Training and test sets for SC and BS data were constructed differently due to data availability, with BS data being much more abundant than SC data. For BS, the training and test sets were filled using a 50/50 split, and for both training and test sets half of the TCRs specific for a particular peptide were placed into the reference subset and the remainder into the sample subset (Fig. 6A).
For SC, 30% of all TCRs specific for a peptide were placed into the reference subset for both training and testing sets. The same reference subset was used in training and testing due to limited amounts of SC data (see Additional file 1: Table 4). In order to create the sample subsets for training and testing, the remaining 70% (TCR specific) undergoes another 70/30 split (Fig. 6B). We note that the sample reference sets are distinct for training and test. We also ensured that the different proportions of TCR peptide specificities were equally represented in training and test sets.
Once data was randomly allocated into the training and test sets as described above, we performed the PSO procedure on the training set.
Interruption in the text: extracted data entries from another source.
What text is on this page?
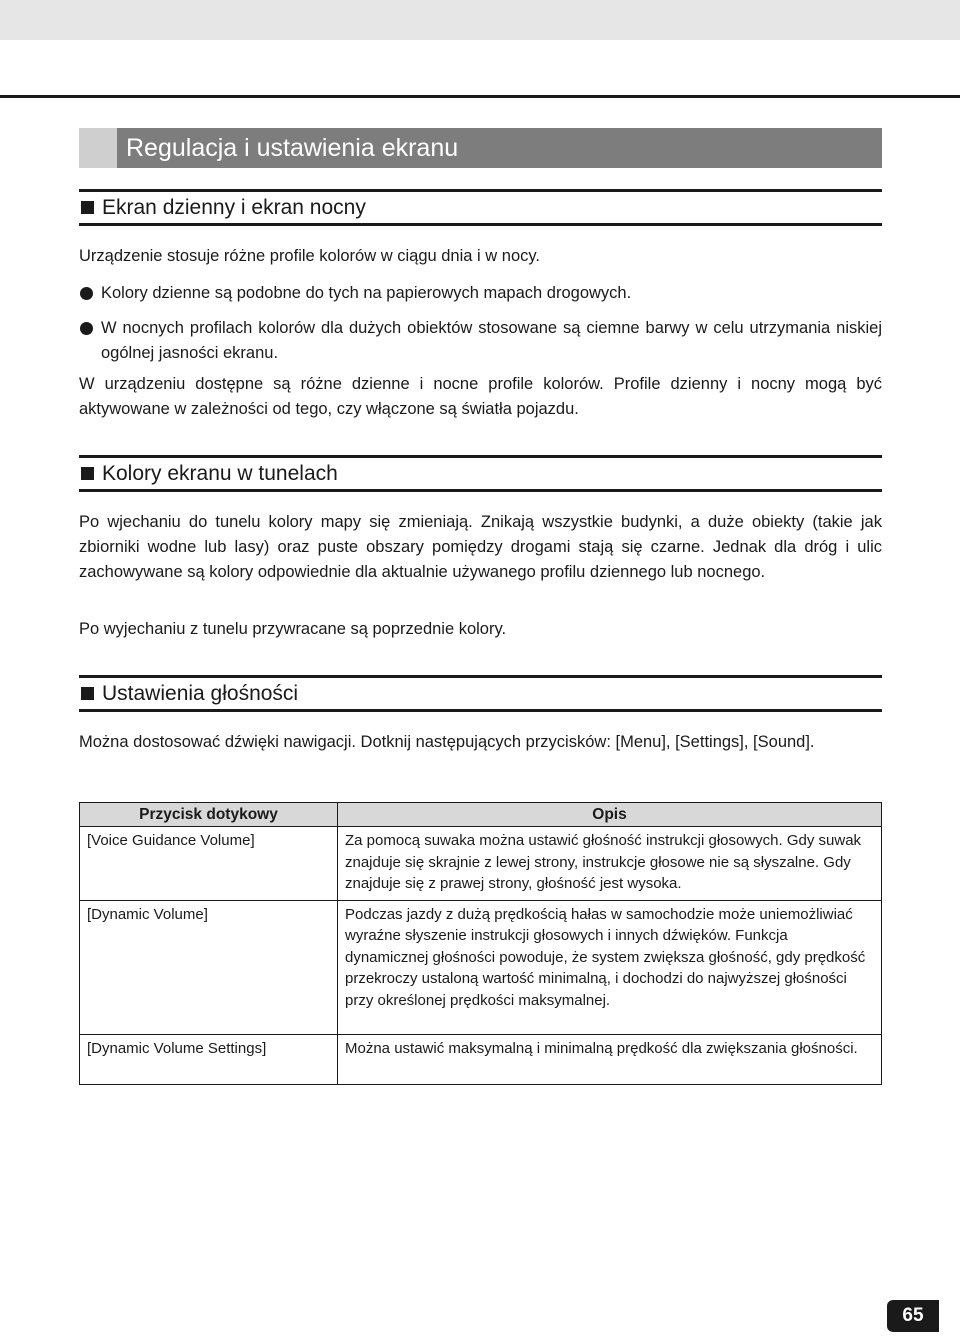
Regulacja i ustawienia ekranu
Ekran dzienny i ekran nocny

Urządzenie stosuje różne profile kolorów w ciągu dnia i w nocy.

Kolory dzienne są podobne do tych na papierowych mapach drogowych.
W nocnych profilach kolorów dla dużych obiektów stosowane są ciemne barwy w celu utrzymania niskiej ogólnej jasności ekranu.

W urządzeniu dostępne są różne dzienne i nocne profile kolorów. Profile dzienny i nocny mogą być aktywowane w zależności od tego, czy włączone są światła pojazdu.

Kolory ekranu w tunelach

Po wjechaniu do tunelu kolory mapy się zmieniają. Znikają wszystkie budynki, a duże obiekty (takie jak zbiorniki wodne lub lasy) oraz puste obszary pomiędzy drogami stają się czarne. Jednak dla dróg i ulic zachowywane są kolory odpowiednie dla aktualnie używanego profilu dziennego lub nocnego.

Po wyjechaniu z tunelu przywracane są poprzednie kolory.

Ustawienia głośności

Można dostosować dźwięki nawigacji. Dotknij następujących przycisków: [Menu], [Settings], [Sound].

Przycisk dotykowy	Opis
[Voice Guidance Volume]	Za pomocą suwaka można ustawić głośność instrukcji głosowych. Gdy suwak znajduje się skrajnie z lewej strony, instrukcje głosowe nie są słyszalne. Gdy znajduje się z prawej strony, głośność jest wysoka.
[Dynamic Volume]	Podczas jazdy z dużą prędkością hałas w samochodzie może uniemożliwiać wyraźne słyszenie instrukcji głosowych i innych dźwięków. Funkcja dynamicznej głośności powoduje, że system zwiększa głośność, gdy prędkość przekroczy ustaloną wartość minimalną, i dochodzi do najwyższej głośności przy określonej prędkości maksymalnej.
[Dynamic Volume Settings]	Można ustawić maksymalną i minimalną prędkość dla zwiększania głośności.
65
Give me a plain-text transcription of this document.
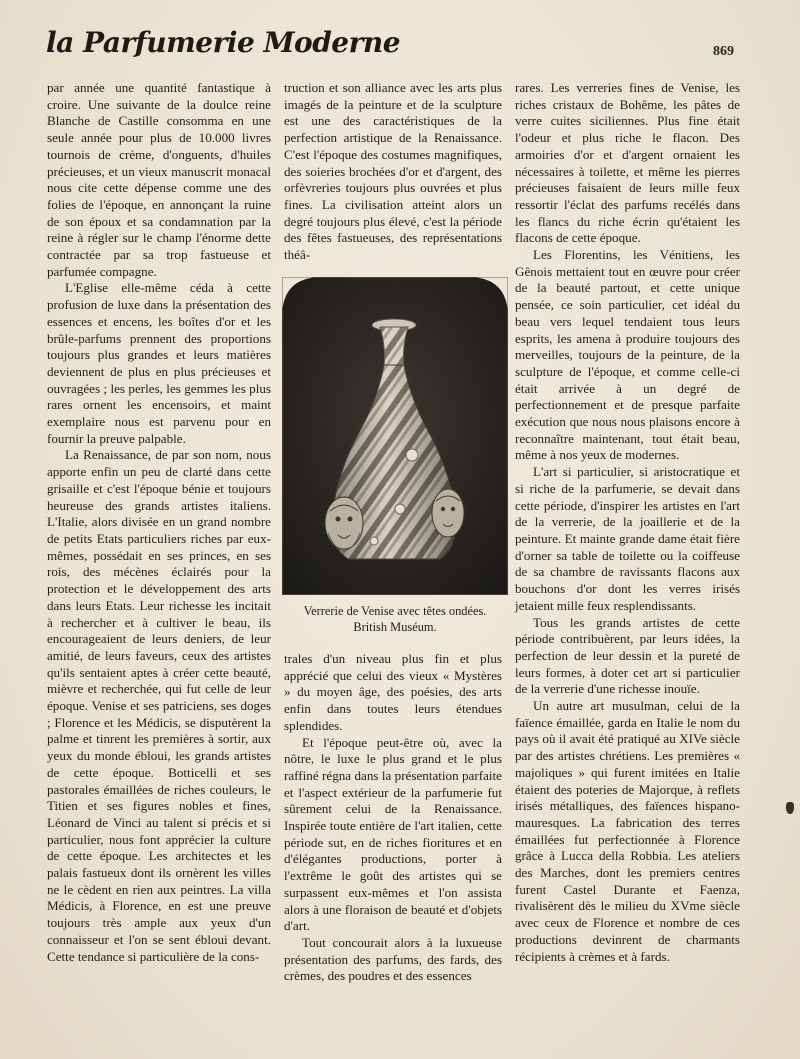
la Parfumerie Moderne	869

par année une quantité fantastique à croire. Une suivante de la doulce reine Blanche de Castille consomma en une seule année pour plus de 10.000 livres tournois de crème, d'onguents, d'huiles précieuses, et un vieux manuscrit monacal nous cite cette dépense comme une des folies de l'époque, en annonçant la ruine de son époux et sa condamnation par la reine à régler sur le champ l'énorme dette contractée par sa trop fastueuse et parfumée compagne.

L'Eglise elle-même céda à cette profusion de luxe dans la présentation des essences et encens, les boîtes d'or et les brûle-parfums prennent des proportions toujours plus grandes et leurs matières deviennent de plus en plus précieuses et ouvragées ; les perles, les gemmes les plus rares ornent les encensoirs, et maint exemplaire nous est parvenu pour en fournir la preuve palpable.

La Renaissance, de par son nom, nous apporte enfin un peu de clarté dans cette grisaille et c'est l'époque bénie et toujours heureuse des grands artistes italiens. L'Italie, alors divisée en un grand nombre de petits Etats particuliers riches par eux-mêmes, possédait en ses princes, en ses rois, des mécènes éclairés pour la protection et le développement des arts dans leurs Etats. Leur richesse les incitait à rechercher et à cultiver le beau, ils encourageaient de leurs deniers, de leur amitié, de leurs faveurs, ceux des artistes qu'ils sentaient aptes à créer cette beauté, mièvre et recherchée, qui fut celle de leur époque. Venise et ses patriciens, ses doges ; Florence et les Médicis, se disputèrent la palme et tinrent les premières à sortir, aux yeux du monde ébloui, les grands artistes de cette époque. Botticelli et ses pastorales émaillées de riches couleurs, le Titien et ses figures nobles et fines, Léonard de Vinci au talent si précis et si particulier, nous font apprécier la culture de cette époque. Les architectes et les palais fastueux dont ils ornèrent les villes ne le cèdent en rien aux peintres. La villa Médicis, à Florence, en est une preuve toujours très ample aux yeux d'un connaisseur et l'on se sent ébloui devant. Cette tendance si particulière de la cons-

truction et son alliance avec les arts plus imagés de la peinture et de la sculpture est une des caractéristiques de la perfection artistique de la Renaissance. C'est l'époque des costumes magnifiques, des soieries brochées d'or et d'argent, des orfèvreries toujours plus ouvrées et plus fines. La civilisation atteint alors un degré toujours plus élevé, c'est la période des fêtes fastueuses, des représentations théâ-

Verrerie de Venise avec têtes ondées.
British Muséum.

trales d'un niveau plus fin et plus apprécié que celui des vieux « Mystères » du moyen âge, des poésies, des arts enfin dans toutes leurs étendues splendides.

Et l'époque peut-être où, avec la nôtre, le luxe le plus grand et le plus raffiné régna dans la présentation parfaite et l'aspect extérieur de la parfumerie fut sûrement celui de la Renaissance. Inspirée toute entière de l'art italien, cette période sut, en de riches fioritures et en d'élégantes productions, porter à l'extrême le goût des artistes qui se surpassent eux-mêmes et l'on assista alors à une floraison de beauté et d'objets d'art.

Tout concourait alors à la luxueuse présentation des parfums, des fards, des crèmes, des poudres et des essences

rares. Les verreries fines de Venise, les riches cristaux de Bohême, les pâtes de verre cuites siciliennes. Plus fine était l'odeur et plus riche le flacon. Des armoiries d'or et d'argent ornaient les nécessaires à toilette, et même les pierres précieuses faisaient de leurs mille feux ressortir l'éclat des parfums recélés dans les flancs du riche écrin qu'étaient les flacons de cette époque.

Les Florentins, les Vénitiens, les Gênois mettaient tout en œuvre pour créer de la beauté partout, et cette unique pensée, ce soin particulier, cet idéal du beau vers lequel tendaient tous leurs esprits, les amena à produire toujours des merveilles, toujours de la peinture, de la sculpture de l'époque, et comme celle-ci était arrivée à un degré de perfectionnement et de presque parfaite exécution que nous nous plaisons encore à reconnaître maintenant, tout était beau, même à nos yeux de modernes.

L'art si particulier, si aristocratique et si riche de la parfumerie, se devait dans cette période, d'inspirer les artistes en l'art de la verrerie, de la joaillerie et de la peinture. Et mainte grande dame était fière d'orner sa table de toilette ou la coiffeuse de sa chambre de ravissants flacons aux bouchons d'or dont les verres irisés jetaient mille feux resplendissants.

Tous les grands artistes de cette période contribuèrent, par leurs idées, la perfection de leur dessin et la pureté de leurs formes, à doter cet art si particulier de la verrerie d'une richesse inouïe.

Un autre art musulman, celui de la faïence émaillée, garda en Italie le nom du pays où il avait été pratiqué au XIVe siècle par des artistes chrétiens. Les premières « majoliques » qui furent imitées en Italie étaient des poteries de Majorque, à reflets irisés métalliques, des faïences hispano-mauresques. La fabrication des terres émaillées fut perfectionnée à Florence grâce à Lucca della Robbia. Les ateliers des Marches, dont les premiers centres furent Castel Durante et Faenza, rivalisèrent dès le milieu du XVme siècle avec ceux de Florence et nombre de ces productions devinrent de charmants récipients à crèmes et à fards.
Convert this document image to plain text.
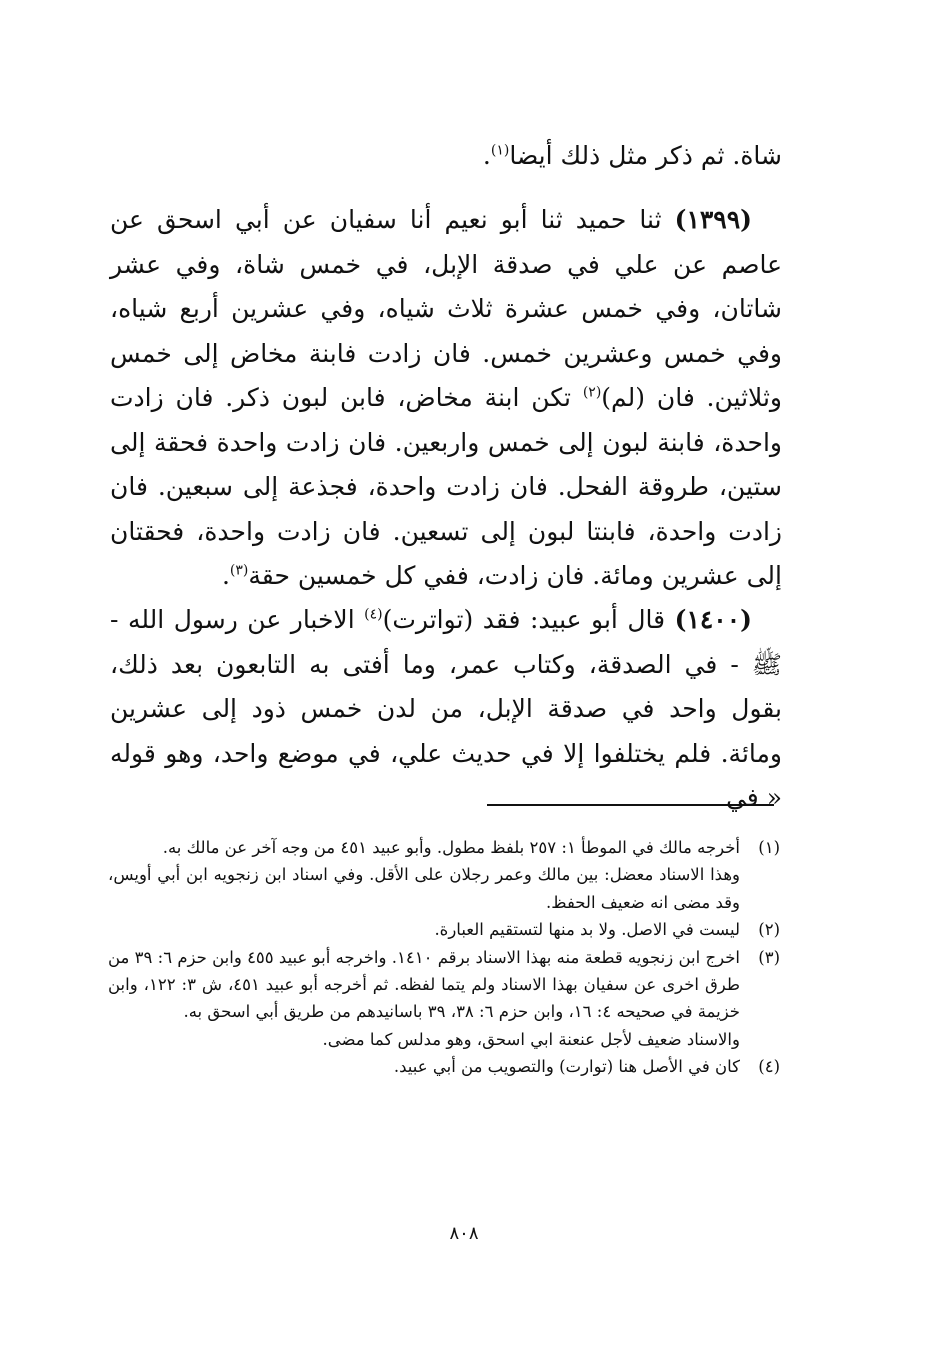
شاة. ثم ذكر مثل ذلك أيضا$^{(١)}$.

(١٣٩٩) ثنا حميد ثنا أبو نعيم أنا سفيان عن أبي اسحق عن عاصم عن علي في صدقة الإبل، في خمس شاة، وفي عشر شاتان، وفي خمس عشرة ثلاث شياه، وفي عشرين أربع شياه، وفي خمس وعشرين خمس. فان زادت فابنة مخاض إلى خمس وثلاثين. فان (لم)$^{(٢)}$ تكن ابنة مخاض، فابن لبون ذكر. فان زادت واحدة، فابنة لبون إلى خمس واربعين. فان زادت واحدة فحقة إلى ستين، طروقة الفحل. فان زادت واحدة، فجذعة إلى سبعين. فان زادت واحدة، فابنتا لبون إلى تسعين. فان زادت واحدة، فحقتان إلى عشرين ومائة. فان زادت، ففي كل خمسين حقة$^{(٣)}$.

(١٤٠٠) قال أبو عبيد: فقد (تواترت)$^{(٤)}$ الاخبار عن رسول الله - ﷺ - في الصدقة، وكتاب عمر، وما أفتى به التابعون بعد ذلك، بقول واحد في صدقة الإبل، من لدن خمس ذود إلى عشرين ومائة. فلم يختلفوا إلا في حديث علي، في موضع واحد، وهو قوله « في

(١)
أخرجه مالك في الموطأ ١: ٢٥٧ بلفظ مطول. وأبو عبيد ٤٥١ من وجه آخر عن مالك به.
وهذا الاسناد معضل: بين مالك وعمر رجلان على الأقل. وفي اسناد ابن زنجويه ابن أبي أويس، وقد مضى انه ضعيف الحفظ.
(٢)
ليست في الاصل. ولا بد منها لتستقيم العبارة.
(٣)
اخرج ابن زنجويه قطعة منه بهذا الاسناد برقم ١٤١٠. واخرجه أبو عبيد ٤٥٥ وابن حزم ٦: ٣٩ من طرق اخرى عن سفيان بهذا الاسناد ولم يتما لفظه. ثم أخرجه أبو عبيد ٤٥١، ش ٣: ١٢٢، وابن خزيمة في صحيحه ٤: ١٦، وابن حزم ٦: ٣٨، ٣٩ باسانيدهم من طريق أبي اسحق به.
والاسناد ضعيف لأجل عنعنة ابي اسحق، وهو مدلس كما مضى.
(٤)
كان في الأصل هنا (توارت) والتصويب من أبي عبيد.
٨٠٨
Each solution (optimal set of weights maximizing average precision) was then applied to the test set. Cross-validation was performed using repeated random sub-sampling for 50 iterations on both SC and BS datasets.
Crystal structure contacts and SwarmTCR output
We searched the Protein Data Bank (PDB) for TCR/pMHC crystal structure complexes containing one of the peptides in our TCR repertoires, to compare α and β chain usage and CDR loop usage with SwarmTCR weights.
We found nine complexes with the GILGFVFTL peptide (PDB IDs: 1OGA, 2VLJ, 2VLK, 2VLR, 5EUO, 5E6I, 5ISZ, 5JHD, 5TEZ), three complexes with the NVLPMVATV peptide (PDB IDs: 3GSN, 5D2L, 5D2N), and one complex with the GLCTLVAML peptide (PDB ID: 3O4L). Using the distance threshold discussed in a previous publication [8], we extracted CDR region residues within 4.5Å to the target (peptide, pMHC).
We then compared contact residue counts from the crystal structures to the SwarmTCR weights for each repertoire and the default TCRdist weight set.